En un diálogo extenso, los mandatarios destacaron la importancia de fortalecer la cooperación en áreas clave como inteligencia artificial y minerales críticos, buscando un crecimiento sostenible y compartido entre China y Brasil, en un contexto internacional desafiante y con múltiples tensiones geopolíticas en juego.

El presidente de China, Xi Jinping, y su par de Brasil, Luiz Inácio Lula da Silva, acordaron este lunes profundizar la coordinación bilateral y multilateral entre ambos países, durante una conversación telefónica que se extendió por más de una hora.
El diálogo se produjo en medio de las tensiones entre Brasil y el Gobierno de Javier Milei, tras las críticas del mandatario argentino a Lula y la respuesta del canciller brasileño, quien calificó esas expresiones como inéditas en la relación bilateral.
Xi destacó los avances registrados en los últimos años en la construcción de una “comunidad de futuro compartido” entre China y Brasil, así como en la articulación de las estrategias de desarrollo de ambas naciones.
El mandatario chino sostuvo que esa relación contribuyó al crecimiento económico, al bienestar de la población y a brindar estabilidad en un escenario internacional marcado por conflictos y disputas comerciales.
También expresó su respaldo a Brasil en la defensa de su soberanía, su independencia y su rechazo a las injerencias externas.
Durante la conversación, ambos presidentes coincidieron en la necesidad de acelerar las negociaciones para alcanzar un acuerdo comercial entre China y el Mercosur.
El bloque está integrado por Argentina, Brasil, Paraguay y Uruguay, mientras Bolivia atraviesa la etapa final de su proceso de adhesión. Lula pidió que las tratativas contemplen las flexibilidades necesarias para los distintos socios.
El presidente brasileño ratificó además su intención de diversificar mercados en medio de la política arancelaria impulsada por Estados Unidos.
Lula propuso ampliar la cooperación bilateral en inteligencia artificial, energía, satélites, fertilizantes y procesamiento de minerales críticos.
También invitó a empresas chinas a incrementar sus inversiones en Brasil para diversificar los proyectos conjuntos y fortalecer los intercambios comerciales. El comercio bilateral alcanzó recientemente un nuevo récord histórico.

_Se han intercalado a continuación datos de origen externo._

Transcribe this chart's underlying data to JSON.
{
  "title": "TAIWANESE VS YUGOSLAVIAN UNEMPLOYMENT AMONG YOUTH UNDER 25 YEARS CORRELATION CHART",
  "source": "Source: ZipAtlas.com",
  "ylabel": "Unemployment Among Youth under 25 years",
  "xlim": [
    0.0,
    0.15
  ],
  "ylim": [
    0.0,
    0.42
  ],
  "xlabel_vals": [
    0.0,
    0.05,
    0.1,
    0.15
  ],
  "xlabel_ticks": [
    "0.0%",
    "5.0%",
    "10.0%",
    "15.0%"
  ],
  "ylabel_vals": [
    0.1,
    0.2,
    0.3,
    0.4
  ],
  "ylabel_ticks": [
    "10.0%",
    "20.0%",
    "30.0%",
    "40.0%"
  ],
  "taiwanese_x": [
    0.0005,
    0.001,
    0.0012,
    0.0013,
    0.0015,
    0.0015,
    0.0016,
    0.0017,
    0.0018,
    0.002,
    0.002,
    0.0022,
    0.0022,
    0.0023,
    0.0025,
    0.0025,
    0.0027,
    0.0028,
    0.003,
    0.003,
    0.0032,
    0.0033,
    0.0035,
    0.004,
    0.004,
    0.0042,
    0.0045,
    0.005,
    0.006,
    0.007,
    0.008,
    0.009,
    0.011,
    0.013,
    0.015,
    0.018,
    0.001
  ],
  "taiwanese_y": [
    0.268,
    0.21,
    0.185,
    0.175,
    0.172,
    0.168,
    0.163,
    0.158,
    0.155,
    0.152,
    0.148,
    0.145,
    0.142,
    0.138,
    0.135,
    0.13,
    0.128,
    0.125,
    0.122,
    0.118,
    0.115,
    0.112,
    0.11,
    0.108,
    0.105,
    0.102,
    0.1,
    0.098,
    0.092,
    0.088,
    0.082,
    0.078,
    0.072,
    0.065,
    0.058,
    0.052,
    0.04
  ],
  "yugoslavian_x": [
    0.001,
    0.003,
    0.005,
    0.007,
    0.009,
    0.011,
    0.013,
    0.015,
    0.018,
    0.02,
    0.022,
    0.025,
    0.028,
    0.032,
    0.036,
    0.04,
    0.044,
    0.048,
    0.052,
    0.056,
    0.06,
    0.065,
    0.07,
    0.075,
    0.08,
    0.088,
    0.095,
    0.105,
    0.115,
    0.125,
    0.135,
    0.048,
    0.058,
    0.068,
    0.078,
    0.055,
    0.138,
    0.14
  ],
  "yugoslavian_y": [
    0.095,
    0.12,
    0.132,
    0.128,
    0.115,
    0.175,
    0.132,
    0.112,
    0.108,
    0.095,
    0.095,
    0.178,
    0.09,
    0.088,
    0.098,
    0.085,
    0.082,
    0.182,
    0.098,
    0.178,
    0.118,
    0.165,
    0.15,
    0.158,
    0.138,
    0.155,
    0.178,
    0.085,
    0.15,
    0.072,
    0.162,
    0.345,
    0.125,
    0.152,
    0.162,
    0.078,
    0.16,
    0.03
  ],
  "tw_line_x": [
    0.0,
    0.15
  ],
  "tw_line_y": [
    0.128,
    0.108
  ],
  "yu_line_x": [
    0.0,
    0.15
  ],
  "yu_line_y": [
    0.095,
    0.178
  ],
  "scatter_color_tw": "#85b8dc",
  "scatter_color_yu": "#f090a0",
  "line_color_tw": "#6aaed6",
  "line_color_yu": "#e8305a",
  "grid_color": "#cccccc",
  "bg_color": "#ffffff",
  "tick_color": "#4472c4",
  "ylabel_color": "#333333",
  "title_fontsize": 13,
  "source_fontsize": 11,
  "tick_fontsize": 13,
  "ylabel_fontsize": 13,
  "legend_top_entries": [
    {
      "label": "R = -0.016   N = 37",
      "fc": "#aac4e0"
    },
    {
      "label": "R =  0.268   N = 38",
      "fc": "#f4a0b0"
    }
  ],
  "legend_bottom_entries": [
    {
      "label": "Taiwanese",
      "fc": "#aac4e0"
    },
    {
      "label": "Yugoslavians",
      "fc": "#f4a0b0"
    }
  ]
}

Xi, por su parte, valoró la posición internacional de Brasil y planteó profundizar el trabajo conjunto dentro del denominado Sur Global.
Los mandatarios acordaron promover una cooperación de mayor alcance dentro del BRICS ampliado, con el objetivo de reforzar la coordinación política y económica entre sus integrantes.

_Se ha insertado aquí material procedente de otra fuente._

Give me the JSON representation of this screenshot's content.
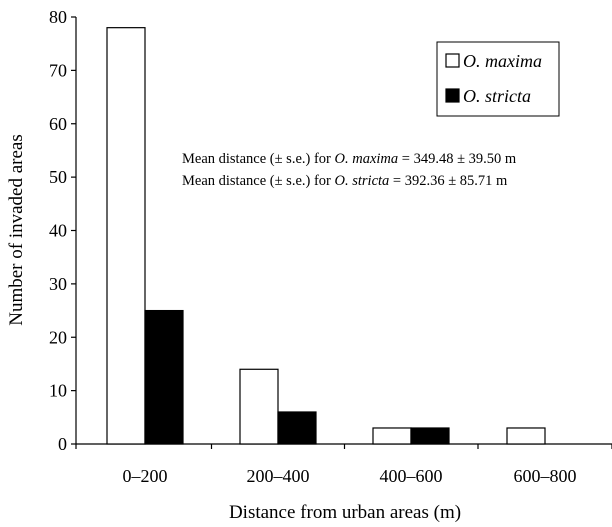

Lula señaló que Brasil continuará trabajando con China en defensa del multilateralismo, la autoridad de las Naciones Unidas y la resolución de los conflictos mediante el diálogo.
Ambos líderes también cuestionaron la capacidad del Consejo de Seguridad de la ONU para responder a las principales crisis internacionales.

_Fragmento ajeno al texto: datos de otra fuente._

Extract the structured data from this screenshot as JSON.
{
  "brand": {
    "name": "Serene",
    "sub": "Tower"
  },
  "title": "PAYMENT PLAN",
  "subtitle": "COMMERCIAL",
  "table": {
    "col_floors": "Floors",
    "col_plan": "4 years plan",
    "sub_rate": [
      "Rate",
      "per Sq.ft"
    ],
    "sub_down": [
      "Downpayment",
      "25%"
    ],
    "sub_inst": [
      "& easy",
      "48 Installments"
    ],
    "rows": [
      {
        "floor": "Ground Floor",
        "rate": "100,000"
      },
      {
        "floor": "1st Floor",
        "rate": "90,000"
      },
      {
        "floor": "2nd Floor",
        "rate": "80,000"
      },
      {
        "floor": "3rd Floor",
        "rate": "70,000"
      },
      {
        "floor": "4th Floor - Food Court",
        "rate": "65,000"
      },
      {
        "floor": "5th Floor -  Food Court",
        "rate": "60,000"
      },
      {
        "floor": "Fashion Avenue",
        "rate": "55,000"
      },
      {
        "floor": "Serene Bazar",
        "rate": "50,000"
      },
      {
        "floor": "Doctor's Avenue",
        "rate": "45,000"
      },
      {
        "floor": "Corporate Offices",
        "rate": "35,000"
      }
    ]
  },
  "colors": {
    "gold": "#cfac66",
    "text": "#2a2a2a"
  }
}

Xi y Lula expresaron su preocupación por el impacto de las guerras sobre la seguridad alimentaria y energética mundial.
También señalaron que las restricciones a la navegación por los estrechos de Ormuz y Bab el Mandeb perjudican a la economía internacional y manifestaron preocupación por la situación humanitaria en Gaza.
Además, destacaron el papel que podría asumir el Grupo de Amigos de la Paz, impulsado por China y Brasil, para reactivar las negociaciones destinadas a finalizar la guerra en Ucrania.